Fredrickson began the game on the Masaya (White Collar) tribe and quickly formed an alliance with Joaquin Souberbielle and Carolyn Rivera. Upon the tribal switch, he was assigned to Escameca and would join up with Souberbielle and former Blue Collar tribe member Rodney Lavoie Jr., in a new alliance, but would lose Souberbielle who would be voted out on a blindside.

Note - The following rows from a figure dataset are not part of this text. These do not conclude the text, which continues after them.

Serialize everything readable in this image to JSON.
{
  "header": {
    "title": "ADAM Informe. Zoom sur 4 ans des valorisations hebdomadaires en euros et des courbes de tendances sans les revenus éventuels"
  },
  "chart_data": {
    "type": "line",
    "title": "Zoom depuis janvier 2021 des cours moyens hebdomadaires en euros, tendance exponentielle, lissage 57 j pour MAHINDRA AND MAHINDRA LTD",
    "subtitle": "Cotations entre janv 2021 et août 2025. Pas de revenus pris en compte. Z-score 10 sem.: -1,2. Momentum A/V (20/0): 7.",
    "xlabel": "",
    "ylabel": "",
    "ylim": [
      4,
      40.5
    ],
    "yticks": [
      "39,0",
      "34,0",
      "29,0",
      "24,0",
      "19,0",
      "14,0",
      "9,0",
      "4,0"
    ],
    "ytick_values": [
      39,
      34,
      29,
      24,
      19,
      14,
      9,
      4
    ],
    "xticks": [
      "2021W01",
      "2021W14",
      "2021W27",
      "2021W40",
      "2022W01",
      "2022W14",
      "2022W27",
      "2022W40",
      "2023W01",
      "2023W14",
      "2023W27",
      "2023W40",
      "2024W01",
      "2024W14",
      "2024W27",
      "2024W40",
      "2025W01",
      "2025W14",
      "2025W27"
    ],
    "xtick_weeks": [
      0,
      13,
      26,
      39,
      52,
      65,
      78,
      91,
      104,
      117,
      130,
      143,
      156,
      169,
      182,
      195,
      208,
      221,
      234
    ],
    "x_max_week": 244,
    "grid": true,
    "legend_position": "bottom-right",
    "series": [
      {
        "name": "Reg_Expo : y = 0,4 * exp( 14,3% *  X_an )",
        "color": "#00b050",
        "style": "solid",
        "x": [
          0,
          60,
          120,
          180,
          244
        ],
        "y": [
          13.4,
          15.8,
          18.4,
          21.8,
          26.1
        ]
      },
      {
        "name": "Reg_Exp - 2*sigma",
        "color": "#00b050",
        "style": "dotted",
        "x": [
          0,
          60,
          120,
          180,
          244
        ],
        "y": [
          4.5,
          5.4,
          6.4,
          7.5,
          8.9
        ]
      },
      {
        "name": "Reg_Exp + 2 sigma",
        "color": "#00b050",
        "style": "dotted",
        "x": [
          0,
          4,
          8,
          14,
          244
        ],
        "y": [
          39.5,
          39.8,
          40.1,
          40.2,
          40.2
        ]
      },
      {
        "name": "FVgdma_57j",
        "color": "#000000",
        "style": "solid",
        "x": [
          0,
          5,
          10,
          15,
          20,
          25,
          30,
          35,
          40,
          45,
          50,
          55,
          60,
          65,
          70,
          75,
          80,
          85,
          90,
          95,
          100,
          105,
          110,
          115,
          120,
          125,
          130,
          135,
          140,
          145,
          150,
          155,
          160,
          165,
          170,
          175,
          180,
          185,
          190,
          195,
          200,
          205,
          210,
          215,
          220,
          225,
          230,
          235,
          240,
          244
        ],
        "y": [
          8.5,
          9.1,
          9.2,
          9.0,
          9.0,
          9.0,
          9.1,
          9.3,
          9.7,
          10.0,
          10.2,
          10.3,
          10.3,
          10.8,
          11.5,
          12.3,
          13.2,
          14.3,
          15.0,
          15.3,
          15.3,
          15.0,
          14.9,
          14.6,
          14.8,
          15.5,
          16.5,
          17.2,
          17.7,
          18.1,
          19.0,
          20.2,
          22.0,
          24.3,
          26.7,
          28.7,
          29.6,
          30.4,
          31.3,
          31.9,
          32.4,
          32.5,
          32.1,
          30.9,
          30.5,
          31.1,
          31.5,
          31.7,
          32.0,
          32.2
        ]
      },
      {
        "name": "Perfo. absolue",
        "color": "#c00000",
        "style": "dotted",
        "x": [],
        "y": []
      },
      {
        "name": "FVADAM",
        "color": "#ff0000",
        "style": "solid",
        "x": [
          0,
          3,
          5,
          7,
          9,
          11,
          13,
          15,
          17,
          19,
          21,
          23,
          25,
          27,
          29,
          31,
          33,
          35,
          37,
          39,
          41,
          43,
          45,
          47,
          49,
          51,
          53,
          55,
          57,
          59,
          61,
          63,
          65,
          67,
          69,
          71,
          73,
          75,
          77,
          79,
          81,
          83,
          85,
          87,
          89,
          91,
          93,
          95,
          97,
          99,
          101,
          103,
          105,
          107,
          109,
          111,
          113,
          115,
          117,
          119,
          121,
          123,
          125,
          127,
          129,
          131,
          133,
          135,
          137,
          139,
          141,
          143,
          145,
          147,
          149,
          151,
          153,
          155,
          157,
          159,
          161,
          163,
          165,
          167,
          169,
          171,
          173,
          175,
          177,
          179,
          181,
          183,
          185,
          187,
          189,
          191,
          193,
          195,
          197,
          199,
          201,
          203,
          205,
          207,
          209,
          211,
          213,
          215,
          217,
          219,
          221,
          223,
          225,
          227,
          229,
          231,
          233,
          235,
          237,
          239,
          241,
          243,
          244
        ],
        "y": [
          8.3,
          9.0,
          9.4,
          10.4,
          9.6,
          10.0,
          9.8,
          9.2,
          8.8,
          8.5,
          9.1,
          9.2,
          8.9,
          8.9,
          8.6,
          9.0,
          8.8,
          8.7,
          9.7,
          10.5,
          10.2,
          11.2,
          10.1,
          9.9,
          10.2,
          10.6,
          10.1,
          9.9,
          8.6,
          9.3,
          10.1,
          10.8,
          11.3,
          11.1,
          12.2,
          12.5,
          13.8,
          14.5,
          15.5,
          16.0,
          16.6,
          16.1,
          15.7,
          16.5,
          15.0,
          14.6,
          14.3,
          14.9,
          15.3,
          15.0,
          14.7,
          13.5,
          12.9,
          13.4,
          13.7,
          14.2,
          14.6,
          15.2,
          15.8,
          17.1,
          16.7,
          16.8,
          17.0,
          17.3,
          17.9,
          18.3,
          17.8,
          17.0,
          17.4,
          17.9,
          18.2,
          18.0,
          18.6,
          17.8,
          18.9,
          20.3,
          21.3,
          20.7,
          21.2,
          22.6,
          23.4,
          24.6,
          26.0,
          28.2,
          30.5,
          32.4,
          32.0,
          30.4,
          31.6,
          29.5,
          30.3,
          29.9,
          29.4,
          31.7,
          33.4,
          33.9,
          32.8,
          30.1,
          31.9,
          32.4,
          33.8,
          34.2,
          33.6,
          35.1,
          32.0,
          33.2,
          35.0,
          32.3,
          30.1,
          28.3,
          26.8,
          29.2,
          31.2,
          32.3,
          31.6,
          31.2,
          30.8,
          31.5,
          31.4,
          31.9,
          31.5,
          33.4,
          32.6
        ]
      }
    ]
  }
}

Post-merge, Fredrickson would be part of a six-member alliance of himself, Rivera, Lavoie, Will Sims II, Dan Foley, and Sierra Thomas. This alliance would eliminate all the former No Collar tribe members (apart from Sims), and set their sights on eliminating the biggest threat in the game: Mike Holloway. However, Holloway saved himself repeatedly with immunity wins, and when he played his Hidden Immunity Idol, Fredrickson found himself betrayed by his closest ally Rivera and voted out of the game with three votes (four votes against Holloway all negated by the Idol). Rivera would justify the betrayal at Final Tribal Council by saying she knew that Fredrickson was one of the biggest jury threats and could win the game. He appeared satisfied with the explanation, but he still chose to vote for Holloway to win.

==Post-football career==
During his senior year at Cal, Fredrickson directed, edited, and starred in the documentary Countdown to Kickoff 2003, about the 2003 California Golden Bears football team. In 2010, he received his second master's degree after graduating from the Peter Stark Producing Program at the USC School of Cinematic Arts. Prior to Survivor, he worked at Creative Artists Agency (CAA), a prominent entertainment and sports agency headquartered in Los Angeles.